4

I have a regex which works perfectly in Python 2:

parts = re.split(r'\s*', re.sub(r'^\s+|\s*$', '', expression)) # split expression into 5 parts

this regex will split an expression into 5 parts, for example,

'a * b   =     c' will be split into ['a', '*', 'b', '=', 'c'],
'11 + 12 = 23' will be split into ['11', '+', '12', '=', '23'],
'ab   - c = d' will be split into ['ab', '-', 'c', '=', 'd'],

etc.

But in Python 3 this regex works quite differently,

'a * b   =     c' will be split into ['', 'a','', '*', '', 'b','', '=', '',  'c', ''],
'11 + 12 = 23' will be split into ['', '1', '1', '', '+', '', '1', '2', '', '=', '', '2', '3', ''],
'ab   - c = d' will be split into ['', 'a', 'b', '', '-', '', 'c', '', '=', '', 'd', ''],

In general, in Python 3, each character in a part will be split into a separate part, and removed spaces(including none existing leading and trailing ) will become an empty part('') and will be added into the part list.

I think this Python 3 regex behavior differs QUITE big with Python 2, could anyone tell me the reason why Python 3 will change this much, and what is the correct regex to split an expression into 5 parts as in Python 2?

DYZ
  • 55,249
  • 10
  • 64
  • 93
dguan
  • 1,023
  • 1
  • 9
  • 21
  • 2
    Splitting on a potentially-zero-length pattern is wrong regardless.
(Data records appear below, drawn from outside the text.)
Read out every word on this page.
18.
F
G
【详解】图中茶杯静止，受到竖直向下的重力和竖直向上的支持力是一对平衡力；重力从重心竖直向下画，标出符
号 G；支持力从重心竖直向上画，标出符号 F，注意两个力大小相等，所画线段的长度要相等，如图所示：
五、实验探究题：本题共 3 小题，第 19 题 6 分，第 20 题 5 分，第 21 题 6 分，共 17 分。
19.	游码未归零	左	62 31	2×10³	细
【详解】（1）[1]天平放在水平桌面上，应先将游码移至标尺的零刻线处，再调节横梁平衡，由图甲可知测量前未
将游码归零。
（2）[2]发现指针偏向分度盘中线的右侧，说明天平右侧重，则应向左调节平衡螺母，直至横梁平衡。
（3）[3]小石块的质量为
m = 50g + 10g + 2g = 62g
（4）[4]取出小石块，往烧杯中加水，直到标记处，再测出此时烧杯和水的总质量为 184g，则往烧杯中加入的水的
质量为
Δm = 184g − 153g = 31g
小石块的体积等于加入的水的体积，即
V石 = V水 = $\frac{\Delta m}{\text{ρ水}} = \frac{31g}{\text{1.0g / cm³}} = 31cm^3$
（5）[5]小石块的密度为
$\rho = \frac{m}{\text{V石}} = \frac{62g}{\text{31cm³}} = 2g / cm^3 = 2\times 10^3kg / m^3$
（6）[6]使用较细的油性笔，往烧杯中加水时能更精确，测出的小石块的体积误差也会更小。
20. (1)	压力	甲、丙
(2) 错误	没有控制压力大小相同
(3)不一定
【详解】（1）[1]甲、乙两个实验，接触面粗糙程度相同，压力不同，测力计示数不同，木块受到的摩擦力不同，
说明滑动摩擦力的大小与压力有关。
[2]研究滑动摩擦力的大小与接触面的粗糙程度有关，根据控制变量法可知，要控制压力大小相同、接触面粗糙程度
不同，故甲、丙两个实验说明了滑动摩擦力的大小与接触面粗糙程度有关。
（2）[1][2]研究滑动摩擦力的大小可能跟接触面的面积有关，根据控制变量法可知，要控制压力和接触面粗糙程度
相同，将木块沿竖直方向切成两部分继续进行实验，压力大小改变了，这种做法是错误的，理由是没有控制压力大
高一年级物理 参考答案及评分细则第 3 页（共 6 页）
Not sure how Python2 does what you're saying. Use `r'\s+'` instead. – o11c Dec 03 '18 at 01:53
  • 1
    it works similar to python2 in version 3.6 though it warns about the non-empty pattern match, but yeah, use split(r'^\s+', – Harald Brinkhof Dec 03 '18 at 01:56
  • @o11c Splitting on non-zero-length patterns is not "wrong", it's quite a useful tool. The fact that Python has not supported this was a poor design decision above anything else, which [luckily got revised in Python 3.7](https://docs.python.org/3/library/re.html#re.split). – Tomalak Dec 03 '18 at 02:12

1 Answers1

4

The ability to split on zero-length matches was added to re.split() in Python 3.7. When you change your split pattern to \s+ instead of \s*, the behavior will be as expected in 3.7+ (and unchanged in Python < 3.7):

def parts(string)
    return re.split(r'\s+', re.sub(r'^\s+|\s*$', '', string))

test:

>>> print(parts('a * b   =     c'))
['a', '*', 'b', '=', 'c']
>>> print(parts('ab   - c = d'))
['ab', '-', 'c', '=', 'd']
>>> print(parts('a * b   =     c'))
['a', '*', 'b', '=', 'c']
>>> print(parts('11 + 12 = 23'))
['11', '+', '12', '=', '23']

The regex module, a drop-in replacement for re, has a "V1" mode that makes existing patterns behave like they did before Python 3.7 (see this answer).

Tomalak
  • 332,285
  • 67
  • 532
  • 628